Nous avons
expliqué en quoi consistait le marché des
dérivés et dans quelles conditions, il pouvait fonctionner sans
impact sur l’économie réelle et, au contraire, absorber
l’instabilité qui y règne. Malheureusement, le
marché des dérivés aujourd’hui ne repose pas uniquement
sur des actifs en circulation ou sur des capitaux monétaires
réellement disponibles et c’est là que les choses peuvent
s’envenimer.
Selon les chiffres de la Bank of International Settlements (BIS) , l’International
Swaps and Derivatives Association (ISDA) et
le Depository Trust & Clearing Corporation (DTCC) ), le
marché des dérivés atteindrait un volume de presque $
700 000 milliards en comptant le total des valeurs notionnelles des contrats
(dont $ 640 000 milliards pour les marchés de gré à
gré et le reste au sein des marchés organisés). Sachant
que le notionnel n’est que rarement transféré, le volume
net des transactions sur les marché des dérivés tourne
plutôt autour $ 35 000 milliards, soit de 5% de ce montant. Cela
représente quand même près de la moitié du PIB
mondial, évalué à $ 71 000 milliards.
À titre de comparaison, si on additionne les bases
monétaires de tous les pays du monde, on atteint la somme de $ 8 000
milliards de dollars à peine. Il est donc évident que le volume
net des transactions enregistrées sur les marchés de
dérivés ne peut s’expliquer par les seuls stocks
monétaires mondiaux.
Par contre, si on se base sur l’hypothèse que
le monde dans son ensemble maintient
une proportion entre base monétaire et M3
(l’agrégat monétaire le plus large incluant les crédits,
dépôts, et notes créés par les banques) proche de
celles de la FED et de la BCE, on peut supposer que l’offre
monétaire mondiale connue se
trouve autour de $ 70 000 milliards. Ceci peut alors expliquer en grande
partie le volume du marché de dérivés.
Néanmoins, l’expansion du crédit
bancaire implique que les marchés de dérivés ne
fonctionnent plus comme un moyen de contenir les pertes liées à la volatilité des
marchés. En effet, à partir du moment où les
opérations de dérivés sont largement financées par
du crédit bancaire, le lien entre les marchés de
dérivés et l’économie réelle ne se limite
plus au contrôle de la volatilité des marchés des
sous-jacents. Les pertes sur les marchés de dérivés
peuvent alors toucher les bilans des banques ayant procédé
à une création de crédit pour financer les acteurs sur
les marchés de dérivés. Les banques ainsi
affectées voient leur bilan se détériorer et mettent en
danger leur solvabilité et celle de leurs clients déposants qui
pourraient perdre leurs capitaux.
Or, il faut souligner que l’usage de l’effet
de levier sur les marchés de dérivés n’est pas
seulement le fait des spéculateurs. Les producteurs, dont les bilans
sont boostés par du crédit, cherchent aussi à se
protéger de la volatilité que ce crédit abondant
crée en opérant sur les marchés des dérivés. En outre, il est
intéressant de remarquer que des dérivés, comme les
futures et les forwards,
les CFD, les caps et les floors, rendent
l’investissement financier très accessible et facile à
l’épargnant lambda. Plus besoin de comprendre la
complexité de l’intermédiation financière, des
marchés monétaires et obligataires. Les contrats de hedge (couverture)

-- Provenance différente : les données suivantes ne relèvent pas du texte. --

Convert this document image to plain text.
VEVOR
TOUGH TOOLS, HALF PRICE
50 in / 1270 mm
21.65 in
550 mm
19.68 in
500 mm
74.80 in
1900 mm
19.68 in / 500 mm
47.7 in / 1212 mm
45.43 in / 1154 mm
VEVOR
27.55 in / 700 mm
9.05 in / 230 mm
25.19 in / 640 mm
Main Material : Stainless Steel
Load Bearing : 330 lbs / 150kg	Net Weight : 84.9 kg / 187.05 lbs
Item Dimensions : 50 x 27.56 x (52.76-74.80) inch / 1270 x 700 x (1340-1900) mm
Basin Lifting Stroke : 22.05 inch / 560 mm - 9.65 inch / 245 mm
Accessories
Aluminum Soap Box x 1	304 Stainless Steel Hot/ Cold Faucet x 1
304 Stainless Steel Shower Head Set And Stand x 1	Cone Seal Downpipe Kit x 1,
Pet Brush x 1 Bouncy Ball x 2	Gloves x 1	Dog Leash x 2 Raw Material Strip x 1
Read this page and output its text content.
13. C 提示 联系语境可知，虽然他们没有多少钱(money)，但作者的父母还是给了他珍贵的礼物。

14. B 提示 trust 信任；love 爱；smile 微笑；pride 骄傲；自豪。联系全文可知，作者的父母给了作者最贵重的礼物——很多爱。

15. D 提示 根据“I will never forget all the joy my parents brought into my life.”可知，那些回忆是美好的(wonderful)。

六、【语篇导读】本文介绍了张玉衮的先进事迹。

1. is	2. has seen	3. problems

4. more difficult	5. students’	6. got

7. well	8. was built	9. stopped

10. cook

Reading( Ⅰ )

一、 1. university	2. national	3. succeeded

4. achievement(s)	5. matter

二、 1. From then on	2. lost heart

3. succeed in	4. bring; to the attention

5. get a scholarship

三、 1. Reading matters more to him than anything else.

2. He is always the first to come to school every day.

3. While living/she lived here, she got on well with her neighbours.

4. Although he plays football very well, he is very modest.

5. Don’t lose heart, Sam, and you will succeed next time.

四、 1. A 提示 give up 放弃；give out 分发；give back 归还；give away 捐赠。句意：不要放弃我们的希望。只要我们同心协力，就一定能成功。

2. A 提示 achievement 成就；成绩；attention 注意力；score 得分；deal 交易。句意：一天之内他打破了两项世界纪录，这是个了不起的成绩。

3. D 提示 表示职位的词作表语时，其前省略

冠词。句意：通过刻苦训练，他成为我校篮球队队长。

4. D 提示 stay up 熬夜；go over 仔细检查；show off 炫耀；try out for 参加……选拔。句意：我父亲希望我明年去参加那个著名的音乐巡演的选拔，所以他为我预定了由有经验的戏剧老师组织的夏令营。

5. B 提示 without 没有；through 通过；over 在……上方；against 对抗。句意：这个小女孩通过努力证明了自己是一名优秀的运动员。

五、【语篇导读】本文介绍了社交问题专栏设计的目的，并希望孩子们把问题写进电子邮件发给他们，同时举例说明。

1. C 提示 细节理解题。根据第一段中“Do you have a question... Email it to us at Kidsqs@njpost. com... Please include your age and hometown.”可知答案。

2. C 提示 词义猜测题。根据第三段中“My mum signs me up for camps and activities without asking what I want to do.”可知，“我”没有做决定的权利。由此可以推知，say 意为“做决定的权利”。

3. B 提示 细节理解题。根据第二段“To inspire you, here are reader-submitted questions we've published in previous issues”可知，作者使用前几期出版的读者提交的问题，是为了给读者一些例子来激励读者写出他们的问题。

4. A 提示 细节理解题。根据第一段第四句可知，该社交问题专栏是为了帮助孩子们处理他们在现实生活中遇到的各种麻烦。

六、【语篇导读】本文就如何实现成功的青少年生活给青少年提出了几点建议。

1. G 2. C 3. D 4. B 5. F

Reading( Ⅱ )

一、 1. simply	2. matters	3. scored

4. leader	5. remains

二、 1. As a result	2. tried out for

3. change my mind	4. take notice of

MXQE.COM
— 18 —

sont des investissements à la portée de tous qui se multiplient
donc quand le crédit est abondant. En gros, tout le monde s’y
met.
Dans ce contexte, la plupart des contrats de
dérivés sont alors créés pour couvrir les parties
contre la forte volatilité créée par les manipulations
des taux et les variations de la base monétaire des banques centrales.
De ce fait, au lieu de canaliser la volatilité, ils deviennent eux-mêmes un vecteur
de volatilité. L’exemple le plus évident est celui de la
crise des subprimes.
En conclusion, la spéculation n’est jamais un
problème en soi. Au contraire, elle joue le rôle social de
fournir le marché en liquidités et d’assurer la
fluidité des transactions sur l’ensemble des marchés.
La spéculation financière ne devient un
problème que lorsque cette activité est financée par un
crédit expansionniste sans une couverture réelle en termes de
réserves monétaires, mais surtout en termes d’actifs
réels, c’est-à-dire, en termes de capacité
productive. En l’absence d’un ancrage réel, la
spéculation financière devient un vecteur de volatilité
(parmi d’autres) et au lieu d’harmoniser les marchés, elle
peut susciter une instabilité généralisée.